Why it does not work with a negative (trig problem)

[BOAS]

Hello,

i'm looking for an explanation of a rule I used to solve a problem. I came to the correct answer in the end, but I do not understand why my first attempt went wrong.

Homework Statement

Find the general solution to cot4θ = tan5θ

Homework Equations

tanA = tanB => A = nπ + B

tanα = a/b = cotβ

Where α and β are complementary angles.

The Attempt at a Solution

cot4θ = tan5θ

tan(π/2 - 4θ) = tan5θ

π/2 - 4θ = nπ + 5θ

9θ = π/2 - nπ

θ = π/18 (2n - 1)

The above is not given as a solution in my book and the following is said to be correct.

5θ = nπ + π/2 - 4θ

9θ = nπ + π/2

θ = π/18 (2n + 1)

Why is this?

Thanks!

 

[Saitama]

Hi BOAS!

Don't you think both the answers are same? (Check for different values of n) :)

 

[BOAS]

Hi BOAS!

Don't you think both the answers are same? (Check for different values of n) :)

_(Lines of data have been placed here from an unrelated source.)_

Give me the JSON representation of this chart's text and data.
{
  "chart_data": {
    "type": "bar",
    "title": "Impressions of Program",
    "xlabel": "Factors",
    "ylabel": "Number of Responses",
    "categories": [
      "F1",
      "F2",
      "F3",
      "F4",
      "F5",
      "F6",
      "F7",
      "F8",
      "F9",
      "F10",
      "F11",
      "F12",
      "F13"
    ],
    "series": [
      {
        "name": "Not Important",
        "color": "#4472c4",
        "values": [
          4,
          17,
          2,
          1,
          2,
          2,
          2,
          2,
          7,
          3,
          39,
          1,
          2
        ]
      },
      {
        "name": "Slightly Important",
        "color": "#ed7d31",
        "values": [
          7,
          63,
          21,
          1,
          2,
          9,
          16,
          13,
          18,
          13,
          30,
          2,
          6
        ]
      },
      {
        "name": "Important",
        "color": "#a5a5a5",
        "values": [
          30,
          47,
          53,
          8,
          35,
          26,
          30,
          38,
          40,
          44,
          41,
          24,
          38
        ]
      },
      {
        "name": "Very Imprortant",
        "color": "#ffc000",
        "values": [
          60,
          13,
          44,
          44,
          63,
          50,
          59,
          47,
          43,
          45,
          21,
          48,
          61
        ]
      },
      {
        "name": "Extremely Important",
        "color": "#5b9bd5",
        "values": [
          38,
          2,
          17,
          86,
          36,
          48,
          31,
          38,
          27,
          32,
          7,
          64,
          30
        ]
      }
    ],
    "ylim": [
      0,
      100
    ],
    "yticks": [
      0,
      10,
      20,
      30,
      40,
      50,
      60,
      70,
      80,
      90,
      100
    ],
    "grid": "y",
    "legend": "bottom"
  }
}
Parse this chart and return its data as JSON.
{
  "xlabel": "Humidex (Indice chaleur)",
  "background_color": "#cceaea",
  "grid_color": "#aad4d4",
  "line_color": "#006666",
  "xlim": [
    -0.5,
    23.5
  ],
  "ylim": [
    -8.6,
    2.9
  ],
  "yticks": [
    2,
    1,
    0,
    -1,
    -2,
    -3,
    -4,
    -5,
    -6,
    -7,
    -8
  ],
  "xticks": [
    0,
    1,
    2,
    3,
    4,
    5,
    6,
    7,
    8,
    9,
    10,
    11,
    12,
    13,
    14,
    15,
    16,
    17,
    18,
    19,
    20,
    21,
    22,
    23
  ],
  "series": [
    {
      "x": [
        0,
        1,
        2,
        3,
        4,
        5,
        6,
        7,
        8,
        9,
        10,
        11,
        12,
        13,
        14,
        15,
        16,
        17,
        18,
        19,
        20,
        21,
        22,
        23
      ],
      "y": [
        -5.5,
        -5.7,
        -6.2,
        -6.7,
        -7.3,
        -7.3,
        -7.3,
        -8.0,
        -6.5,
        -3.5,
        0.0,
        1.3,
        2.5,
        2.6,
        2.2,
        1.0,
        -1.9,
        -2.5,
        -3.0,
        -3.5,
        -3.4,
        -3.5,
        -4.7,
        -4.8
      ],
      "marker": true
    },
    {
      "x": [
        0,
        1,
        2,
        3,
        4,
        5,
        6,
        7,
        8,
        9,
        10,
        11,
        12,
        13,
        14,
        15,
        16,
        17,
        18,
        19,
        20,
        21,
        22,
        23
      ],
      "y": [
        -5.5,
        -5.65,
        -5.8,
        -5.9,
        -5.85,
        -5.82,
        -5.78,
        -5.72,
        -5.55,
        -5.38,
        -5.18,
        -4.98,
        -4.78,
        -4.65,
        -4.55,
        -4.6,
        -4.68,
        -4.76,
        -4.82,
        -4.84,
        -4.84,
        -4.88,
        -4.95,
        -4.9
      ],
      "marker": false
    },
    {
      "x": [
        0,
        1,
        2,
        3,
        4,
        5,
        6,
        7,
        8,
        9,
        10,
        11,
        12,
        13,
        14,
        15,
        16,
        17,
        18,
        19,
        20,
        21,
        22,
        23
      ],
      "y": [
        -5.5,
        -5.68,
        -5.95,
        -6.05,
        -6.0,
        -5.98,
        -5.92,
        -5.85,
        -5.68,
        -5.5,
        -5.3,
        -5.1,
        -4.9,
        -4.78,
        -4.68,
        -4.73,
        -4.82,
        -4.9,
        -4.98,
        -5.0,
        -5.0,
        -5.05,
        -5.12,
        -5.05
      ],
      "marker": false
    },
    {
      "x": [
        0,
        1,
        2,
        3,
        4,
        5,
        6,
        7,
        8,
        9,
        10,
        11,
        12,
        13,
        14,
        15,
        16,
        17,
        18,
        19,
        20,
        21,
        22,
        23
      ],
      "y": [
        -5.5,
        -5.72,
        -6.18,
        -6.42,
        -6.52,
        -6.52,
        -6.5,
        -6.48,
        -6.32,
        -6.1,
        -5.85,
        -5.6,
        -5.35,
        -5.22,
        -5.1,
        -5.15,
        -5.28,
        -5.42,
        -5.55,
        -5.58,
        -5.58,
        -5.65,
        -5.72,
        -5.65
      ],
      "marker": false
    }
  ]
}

I think for different values of n it is possible to get the same answer from both equations, but is that the same as 'being the same'?

IE - Is the first one not written in my book because it is the same as the second one?

 

[SammyS]

I think for different values of n it is possible to get the same answer from both equations, but is that the same as 'being the same'?

IE - Is the first one not written in my book because it is the same as the second one?

Both answers are the same.

θ = (π/18) multiplied by any odd integer .


Write your solution as
θ = (π/18)(2m-1)

The book solution is
θ = (π/18)(2n+1)

To get the same solution for both n = m-1 .